The Decline of the West

January 2, 2017 Philosopher work

Oswald Spengler is a famous German philosopher, historian, one of the founders of modern philosophy of culture, creator of the cyclic theory, publicist. The Decline of the West is the main work of Spengler, whose sensational success made him famous around the world. Summarizing the richest archaeological, ethnographic and linguistic material, Spengler forced his readers to take a fresh look at the possibilities of traditional historical science and defined the place of Western European civilization in human history. In this book for the first time we can observe an attempt to look into the future of European culture was made. At the time it became a real culturological bestseller and was translated into many languages. For a wide range of readers.

It is very pessimistic prediction of the future of European culture. It is more interesting to read it a century later, having the opportunity to compare what was written with reality and to approach the work more critically. Sure, the work is impressive and interesting. Of course, it is difficult to imagine the study of culturology, philosophy, the religion of reference and in general the knowledge of the cultural space without the book of Spengler. However, is everything so bad in reality?
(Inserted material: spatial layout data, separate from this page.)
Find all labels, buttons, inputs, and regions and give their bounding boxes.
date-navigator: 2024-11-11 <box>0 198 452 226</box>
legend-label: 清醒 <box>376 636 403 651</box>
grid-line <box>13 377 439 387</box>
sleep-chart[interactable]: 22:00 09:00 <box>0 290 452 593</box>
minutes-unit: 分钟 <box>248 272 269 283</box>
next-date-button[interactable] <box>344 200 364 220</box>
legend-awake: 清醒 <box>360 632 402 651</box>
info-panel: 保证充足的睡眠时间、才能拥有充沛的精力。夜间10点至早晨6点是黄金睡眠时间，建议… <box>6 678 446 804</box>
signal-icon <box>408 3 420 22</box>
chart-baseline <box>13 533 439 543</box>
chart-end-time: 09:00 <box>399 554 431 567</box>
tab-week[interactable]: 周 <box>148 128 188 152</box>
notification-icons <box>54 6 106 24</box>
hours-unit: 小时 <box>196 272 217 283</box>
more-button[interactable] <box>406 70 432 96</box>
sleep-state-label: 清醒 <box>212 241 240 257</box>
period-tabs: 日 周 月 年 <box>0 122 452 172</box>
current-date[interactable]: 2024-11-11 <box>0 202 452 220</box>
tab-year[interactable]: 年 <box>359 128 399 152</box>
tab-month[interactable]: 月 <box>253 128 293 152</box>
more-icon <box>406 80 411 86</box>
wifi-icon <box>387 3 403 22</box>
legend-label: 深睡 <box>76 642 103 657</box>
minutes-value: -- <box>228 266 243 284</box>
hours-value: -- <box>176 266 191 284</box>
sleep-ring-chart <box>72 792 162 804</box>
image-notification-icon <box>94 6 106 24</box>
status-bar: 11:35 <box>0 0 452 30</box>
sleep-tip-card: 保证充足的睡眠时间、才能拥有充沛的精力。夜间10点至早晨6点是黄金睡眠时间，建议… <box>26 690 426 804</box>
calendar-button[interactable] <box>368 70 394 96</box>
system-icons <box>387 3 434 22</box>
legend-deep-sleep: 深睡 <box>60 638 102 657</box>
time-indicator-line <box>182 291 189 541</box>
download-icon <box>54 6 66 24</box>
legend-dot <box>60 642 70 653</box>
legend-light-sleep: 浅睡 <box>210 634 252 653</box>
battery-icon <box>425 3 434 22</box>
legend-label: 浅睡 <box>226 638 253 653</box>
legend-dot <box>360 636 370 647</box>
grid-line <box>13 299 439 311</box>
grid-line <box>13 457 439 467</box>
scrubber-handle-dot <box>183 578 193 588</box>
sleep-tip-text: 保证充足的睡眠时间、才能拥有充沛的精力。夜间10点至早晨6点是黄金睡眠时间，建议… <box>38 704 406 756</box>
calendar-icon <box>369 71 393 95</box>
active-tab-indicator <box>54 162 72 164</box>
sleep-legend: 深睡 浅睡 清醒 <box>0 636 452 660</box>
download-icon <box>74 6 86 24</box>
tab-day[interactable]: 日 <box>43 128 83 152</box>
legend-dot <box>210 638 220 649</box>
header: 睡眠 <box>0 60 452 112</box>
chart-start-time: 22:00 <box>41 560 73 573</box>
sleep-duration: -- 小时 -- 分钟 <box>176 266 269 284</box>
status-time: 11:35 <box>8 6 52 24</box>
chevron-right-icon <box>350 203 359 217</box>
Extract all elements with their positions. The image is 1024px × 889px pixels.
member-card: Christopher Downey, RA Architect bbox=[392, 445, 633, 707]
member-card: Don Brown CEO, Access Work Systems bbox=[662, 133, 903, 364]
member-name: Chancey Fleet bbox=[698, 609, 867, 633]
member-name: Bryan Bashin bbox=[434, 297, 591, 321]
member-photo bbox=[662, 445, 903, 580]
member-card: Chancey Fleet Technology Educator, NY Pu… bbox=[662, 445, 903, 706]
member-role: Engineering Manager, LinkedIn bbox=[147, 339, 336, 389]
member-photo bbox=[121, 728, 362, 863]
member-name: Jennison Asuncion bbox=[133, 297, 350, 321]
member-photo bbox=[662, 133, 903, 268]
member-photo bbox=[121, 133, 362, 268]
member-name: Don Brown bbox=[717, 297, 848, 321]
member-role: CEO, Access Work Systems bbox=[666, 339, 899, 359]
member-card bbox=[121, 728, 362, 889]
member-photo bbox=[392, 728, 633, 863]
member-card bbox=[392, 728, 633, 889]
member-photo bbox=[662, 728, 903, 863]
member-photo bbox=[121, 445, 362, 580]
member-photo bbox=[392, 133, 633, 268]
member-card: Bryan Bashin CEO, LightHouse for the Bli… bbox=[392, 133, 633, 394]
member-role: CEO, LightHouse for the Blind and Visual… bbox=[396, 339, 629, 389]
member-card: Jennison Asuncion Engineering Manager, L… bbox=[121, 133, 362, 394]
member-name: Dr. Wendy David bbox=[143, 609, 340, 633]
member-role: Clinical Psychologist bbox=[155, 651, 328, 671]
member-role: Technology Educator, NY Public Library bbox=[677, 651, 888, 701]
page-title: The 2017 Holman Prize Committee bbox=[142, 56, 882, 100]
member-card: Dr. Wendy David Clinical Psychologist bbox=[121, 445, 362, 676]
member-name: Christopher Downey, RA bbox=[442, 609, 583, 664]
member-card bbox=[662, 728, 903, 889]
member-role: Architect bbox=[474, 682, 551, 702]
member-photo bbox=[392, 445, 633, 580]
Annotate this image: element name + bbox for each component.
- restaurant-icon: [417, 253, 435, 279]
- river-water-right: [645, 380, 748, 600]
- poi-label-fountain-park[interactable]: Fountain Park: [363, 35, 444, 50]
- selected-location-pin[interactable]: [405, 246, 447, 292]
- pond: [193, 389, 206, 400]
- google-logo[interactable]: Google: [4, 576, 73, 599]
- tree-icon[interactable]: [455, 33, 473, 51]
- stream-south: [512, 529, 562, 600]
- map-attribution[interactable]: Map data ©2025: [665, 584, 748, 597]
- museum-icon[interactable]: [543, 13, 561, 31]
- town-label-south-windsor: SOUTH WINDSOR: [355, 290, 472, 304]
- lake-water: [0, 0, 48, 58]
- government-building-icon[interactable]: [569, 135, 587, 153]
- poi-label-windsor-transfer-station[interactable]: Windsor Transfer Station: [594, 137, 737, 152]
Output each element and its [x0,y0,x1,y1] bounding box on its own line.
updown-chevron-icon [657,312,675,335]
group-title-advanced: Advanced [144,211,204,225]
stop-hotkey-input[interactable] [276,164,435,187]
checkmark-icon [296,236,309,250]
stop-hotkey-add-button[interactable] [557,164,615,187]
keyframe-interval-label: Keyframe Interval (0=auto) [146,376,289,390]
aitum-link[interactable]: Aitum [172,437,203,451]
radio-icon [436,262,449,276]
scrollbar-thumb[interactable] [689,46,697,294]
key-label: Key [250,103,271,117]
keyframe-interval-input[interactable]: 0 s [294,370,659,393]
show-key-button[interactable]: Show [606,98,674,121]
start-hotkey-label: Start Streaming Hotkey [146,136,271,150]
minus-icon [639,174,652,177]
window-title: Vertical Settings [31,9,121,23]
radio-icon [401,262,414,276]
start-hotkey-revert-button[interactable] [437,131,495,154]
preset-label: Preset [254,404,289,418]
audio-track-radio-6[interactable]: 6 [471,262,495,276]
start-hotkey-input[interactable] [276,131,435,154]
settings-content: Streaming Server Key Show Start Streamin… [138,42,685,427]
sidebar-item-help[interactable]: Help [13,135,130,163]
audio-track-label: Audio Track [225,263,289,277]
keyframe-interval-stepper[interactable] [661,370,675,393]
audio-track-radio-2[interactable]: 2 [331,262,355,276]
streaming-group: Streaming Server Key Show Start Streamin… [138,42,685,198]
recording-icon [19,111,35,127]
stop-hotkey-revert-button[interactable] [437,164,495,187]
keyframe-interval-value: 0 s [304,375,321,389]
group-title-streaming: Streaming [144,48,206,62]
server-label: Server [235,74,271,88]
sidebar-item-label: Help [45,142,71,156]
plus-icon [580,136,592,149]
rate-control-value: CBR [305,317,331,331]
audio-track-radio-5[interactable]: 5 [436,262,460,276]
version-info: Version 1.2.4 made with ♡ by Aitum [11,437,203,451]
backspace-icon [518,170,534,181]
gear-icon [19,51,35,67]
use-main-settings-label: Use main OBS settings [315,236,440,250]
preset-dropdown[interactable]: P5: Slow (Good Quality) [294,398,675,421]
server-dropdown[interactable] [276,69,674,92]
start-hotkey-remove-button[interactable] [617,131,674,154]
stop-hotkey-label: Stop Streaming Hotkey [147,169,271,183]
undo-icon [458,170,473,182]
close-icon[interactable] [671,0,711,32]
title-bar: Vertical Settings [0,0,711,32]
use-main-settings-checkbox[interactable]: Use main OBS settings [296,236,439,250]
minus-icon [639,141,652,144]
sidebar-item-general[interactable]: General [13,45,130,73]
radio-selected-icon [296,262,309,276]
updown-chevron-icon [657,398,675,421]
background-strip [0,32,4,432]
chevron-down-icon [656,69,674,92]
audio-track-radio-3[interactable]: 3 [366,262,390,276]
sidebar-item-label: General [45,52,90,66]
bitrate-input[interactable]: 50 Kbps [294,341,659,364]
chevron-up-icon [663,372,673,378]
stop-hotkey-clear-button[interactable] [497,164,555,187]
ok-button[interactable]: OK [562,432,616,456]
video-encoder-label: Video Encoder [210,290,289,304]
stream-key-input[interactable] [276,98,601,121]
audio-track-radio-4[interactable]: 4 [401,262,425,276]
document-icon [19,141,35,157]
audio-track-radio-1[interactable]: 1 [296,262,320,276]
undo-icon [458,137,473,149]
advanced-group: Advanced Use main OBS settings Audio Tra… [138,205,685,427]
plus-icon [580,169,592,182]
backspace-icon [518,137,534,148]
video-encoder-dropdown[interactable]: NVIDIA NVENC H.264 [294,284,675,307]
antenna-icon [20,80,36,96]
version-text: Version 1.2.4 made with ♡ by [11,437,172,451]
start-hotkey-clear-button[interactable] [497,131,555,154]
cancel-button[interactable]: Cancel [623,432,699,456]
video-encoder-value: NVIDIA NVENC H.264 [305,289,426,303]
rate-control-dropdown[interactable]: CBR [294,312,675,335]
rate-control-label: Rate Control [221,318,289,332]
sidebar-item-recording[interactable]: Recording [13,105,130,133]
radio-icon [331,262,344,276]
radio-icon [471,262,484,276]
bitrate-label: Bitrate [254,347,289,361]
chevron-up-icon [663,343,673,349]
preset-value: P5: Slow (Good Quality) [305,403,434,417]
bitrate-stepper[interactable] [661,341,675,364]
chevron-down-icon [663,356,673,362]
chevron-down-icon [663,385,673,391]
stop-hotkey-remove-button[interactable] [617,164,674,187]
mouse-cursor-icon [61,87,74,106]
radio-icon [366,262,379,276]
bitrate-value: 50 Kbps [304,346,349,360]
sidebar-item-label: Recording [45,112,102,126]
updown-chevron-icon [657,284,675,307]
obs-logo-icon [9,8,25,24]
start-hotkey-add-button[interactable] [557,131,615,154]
In order to understand the The Decline of the West, we must firstly agree that civilization is evidence of the decline of culture, the stages of dying, one might say, agony. Culture is a chaotic state of development, greed for knowledge, civilization is an orderly state of dying, the essence of knowledge. But then we must admit that the cosmos is the attribute of death, and the life died out together with the Big Bang, when order emerged from chaos. We, as people living during the civilization, of course, cannot properly assess the state of affairs. That’s why Spengler, in contrast to our historical view of the world, conducts a brief course of history of different cultures and civilizations, including those that lived in the moment without knowing the past and the future, such as the Greeks. He condemns our system “The Ancient World – The Middle Ages – New Time”, finding it fundamentally wrong and making the modern man guilty that he says that he does not care much about the ancient cultures, focusing on recent events, often not significant for the world process, bypassing the whole cultures.